Northern Kentucky Congressman Thomas Massie has a plan that he claims would keep the federal Highway Trust Fund solvent.
The Lewis County Republican introduced on Thursday the DRIVE Act of 2015 would not raise the gas tax and would change which projects receive funding from the federal fund. DRIVE is short for Developing Roadway Infrastructure for a Vibrant Economy.
Massie joined Congressmen Jim Jordan (R-OH), Justin Amash (R-MI), Jim Birdenstine (R-OK), and Ken Buck (R-CO) as original co-sponsors.
What would get the ax from funding from the Highway Trust Fund? Bike paths, sidewalks, mass transit. “Currently, gas tax revenue is diverted from the federal Highway Trust Fund for bike paths, sidewalks, mass transit, and other local projects,"Massie said in a news release. "But due to inflation and fuel efficiency improvements of today's vehicles, there is no longer enough money in the Highway Trust Fund to maintain our nation's critical highways and bridges while also funding local projects that have no federal nexus. By eliminating diversion of gas tax revenues, the DRIVE Act ensures that the Highway Trust Fund can fulfill its namesake duty – to fund highways, without an increase in the gas tax rate.”

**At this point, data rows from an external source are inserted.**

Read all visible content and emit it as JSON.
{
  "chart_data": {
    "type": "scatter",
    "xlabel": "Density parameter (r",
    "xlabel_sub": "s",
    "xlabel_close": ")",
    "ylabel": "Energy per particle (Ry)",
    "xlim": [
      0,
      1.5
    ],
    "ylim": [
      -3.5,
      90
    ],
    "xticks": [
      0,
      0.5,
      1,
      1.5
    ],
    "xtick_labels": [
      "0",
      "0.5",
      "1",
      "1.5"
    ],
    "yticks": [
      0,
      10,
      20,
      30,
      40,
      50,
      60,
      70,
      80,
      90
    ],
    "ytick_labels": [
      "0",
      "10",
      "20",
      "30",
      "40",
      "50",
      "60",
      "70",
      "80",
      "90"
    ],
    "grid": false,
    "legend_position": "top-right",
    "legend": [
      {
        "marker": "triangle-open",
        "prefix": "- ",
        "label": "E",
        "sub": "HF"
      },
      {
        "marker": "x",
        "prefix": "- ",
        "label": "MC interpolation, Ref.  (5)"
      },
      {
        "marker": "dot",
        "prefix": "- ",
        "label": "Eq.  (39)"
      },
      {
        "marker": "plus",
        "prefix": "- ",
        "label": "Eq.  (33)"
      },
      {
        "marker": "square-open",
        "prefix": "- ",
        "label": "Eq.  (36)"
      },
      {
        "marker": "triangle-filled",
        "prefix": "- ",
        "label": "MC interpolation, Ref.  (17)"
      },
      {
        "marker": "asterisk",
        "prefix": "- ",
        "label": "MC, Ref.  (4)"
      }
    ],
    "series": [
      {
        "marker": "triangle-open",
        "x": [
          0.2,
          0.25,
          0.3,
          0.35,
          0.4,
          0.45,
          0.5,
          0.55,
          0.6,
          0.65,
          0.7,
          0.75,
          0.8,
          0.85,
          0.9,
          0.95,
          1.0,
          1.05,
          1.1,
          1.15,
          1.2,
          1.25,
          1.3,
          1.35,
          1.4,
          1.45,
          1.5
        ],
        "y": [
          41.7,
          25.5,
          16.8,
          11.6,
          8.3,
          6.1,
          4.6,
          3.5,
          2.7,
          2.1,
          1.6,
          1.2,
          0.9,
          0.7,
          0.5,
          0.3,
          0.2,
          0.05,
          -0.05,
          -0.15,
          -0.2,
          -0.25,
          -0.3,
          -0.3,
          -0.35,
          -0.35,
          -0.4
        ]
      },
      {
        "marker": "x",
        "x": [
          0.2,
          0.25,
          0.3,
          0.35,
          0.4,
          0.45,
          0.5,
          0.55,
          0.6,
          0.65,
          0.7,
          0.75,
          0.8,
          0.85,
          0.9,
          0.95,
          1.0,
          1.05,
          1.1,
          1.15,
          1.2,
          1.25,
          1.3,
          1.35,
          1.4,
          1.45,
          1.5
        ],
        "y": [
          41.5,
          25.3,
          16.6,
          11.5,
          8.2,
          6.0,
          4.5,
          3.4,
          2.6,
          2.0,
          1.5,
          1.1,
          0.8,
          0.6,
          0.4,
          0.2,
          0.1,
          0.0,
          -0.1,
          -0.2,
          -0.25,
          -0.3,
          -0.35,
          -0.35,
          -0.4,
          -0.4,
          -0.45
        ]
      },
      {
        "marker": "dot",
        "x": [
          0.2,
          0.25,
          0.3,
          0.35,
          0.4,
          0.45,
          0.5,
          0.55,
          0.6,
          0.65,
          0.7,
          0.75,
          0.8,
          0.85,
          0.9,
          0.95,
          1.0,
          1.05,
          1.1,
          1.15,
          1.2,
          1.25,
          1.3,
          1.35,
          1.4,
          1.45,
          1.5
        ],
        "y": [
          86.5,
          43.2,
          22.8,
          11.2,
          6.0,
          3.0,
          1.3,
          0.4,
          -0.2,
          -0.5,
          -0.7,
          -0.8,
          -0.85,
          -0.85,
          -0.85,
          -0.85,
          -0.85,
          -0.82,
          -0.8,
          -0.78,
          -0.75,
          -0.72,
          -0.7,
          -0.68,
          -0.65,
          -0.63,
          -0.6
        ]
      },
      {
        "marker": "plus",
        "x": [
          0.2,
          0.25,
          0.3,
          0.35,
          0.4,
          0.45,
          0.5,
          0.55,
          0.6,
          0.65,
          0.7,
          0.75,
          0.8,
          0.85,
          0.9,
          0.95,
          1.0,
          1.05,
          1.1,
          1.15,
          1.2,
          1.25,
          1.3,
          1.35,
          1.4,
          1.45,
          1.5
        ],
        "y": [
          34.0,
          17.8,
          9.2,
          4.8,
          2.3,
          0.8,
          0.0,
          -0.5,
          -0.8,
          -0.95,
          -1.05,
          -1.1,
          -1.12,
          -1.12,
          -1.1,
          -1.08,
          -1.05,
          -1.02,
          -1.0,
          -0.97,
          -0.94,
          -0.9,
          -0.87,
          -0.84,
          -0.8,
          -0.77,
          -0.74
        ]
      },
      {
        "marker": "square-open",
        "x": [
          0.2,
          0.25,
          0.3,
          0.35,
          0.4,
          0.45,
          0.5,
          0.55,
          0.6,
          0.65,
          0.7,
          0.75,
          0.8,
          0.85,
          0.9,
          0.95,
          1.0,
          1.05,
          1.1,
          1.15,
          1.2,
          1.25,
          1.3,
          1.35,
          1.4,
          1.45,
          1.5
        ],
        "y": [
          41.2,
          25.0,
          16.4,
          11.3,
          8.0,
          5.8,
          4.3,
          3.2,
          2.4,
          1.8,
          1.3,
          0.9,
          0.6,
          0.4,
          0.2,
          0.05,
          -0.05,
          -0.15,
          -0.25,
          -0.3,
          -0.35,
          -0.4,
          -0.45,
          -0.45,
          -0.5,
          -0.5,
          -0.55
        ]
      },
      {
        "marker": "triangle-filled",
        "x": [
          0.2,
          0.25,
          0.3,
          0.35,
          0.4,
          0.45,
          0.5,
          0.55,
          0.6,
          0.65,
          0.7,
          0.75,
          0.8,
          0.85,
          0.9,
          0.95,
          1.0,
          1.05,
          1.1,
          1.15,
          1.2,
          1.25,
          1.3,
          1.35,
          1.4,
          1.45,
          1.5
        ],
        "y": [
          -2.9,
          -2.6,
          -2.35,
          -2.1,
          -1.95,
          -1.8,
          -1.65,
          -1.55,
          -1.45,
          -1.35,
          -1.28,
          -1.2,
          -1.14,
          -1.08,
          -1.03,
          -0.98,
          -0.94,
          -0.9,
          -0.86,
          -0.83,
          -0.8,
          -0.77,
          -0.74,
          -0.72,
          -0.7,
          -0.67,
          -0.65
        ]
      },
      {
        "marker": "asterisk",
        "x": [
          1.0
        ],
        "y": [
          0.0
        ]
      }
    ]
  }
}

Americans pay an 18.4 cents-per-gallon fuel tax to fund the Highway Trust Fund, but this does not generate enough annual revenue for the obligations in MAP-21, the federal surface transportation bill that passed in 2012. The fund is on the verge of insolvency, and event that could take place at the end of May. Key groups and politicians, particularly governors in cash-strapped states, have called for an increase in the federal gas tax
to better fund the program.
In July 2014, Congress transferred nearly $10 billion from the General Fund to keep the Highway Trust Fund solvent. In an attempt to offset the unplanned expenditure from the General Fund, Congress reduced pension deposit requirements on companies, with the tenuous expectation that this would temporarily produce more corporate tax revenue. In May 2015, it is anticipated that Congress will be required to provide another stopgap funding measure to prevent insolvency of the Highway Trust Fund.
Annually, over $9 billion of the Highway Trust Fund goes to the Mass Transit Account, which provides funds for local public transportation projects, including subways, light rail, buses, and streetcars. Additional authorizations exist for sidewalks and bike paths to be funded from the Highway Trust Fund. The DRIVE Act repeals these authorizations and reduces Highway Trust Fund obligations by approximately $10 billion annually, Massie's statement said.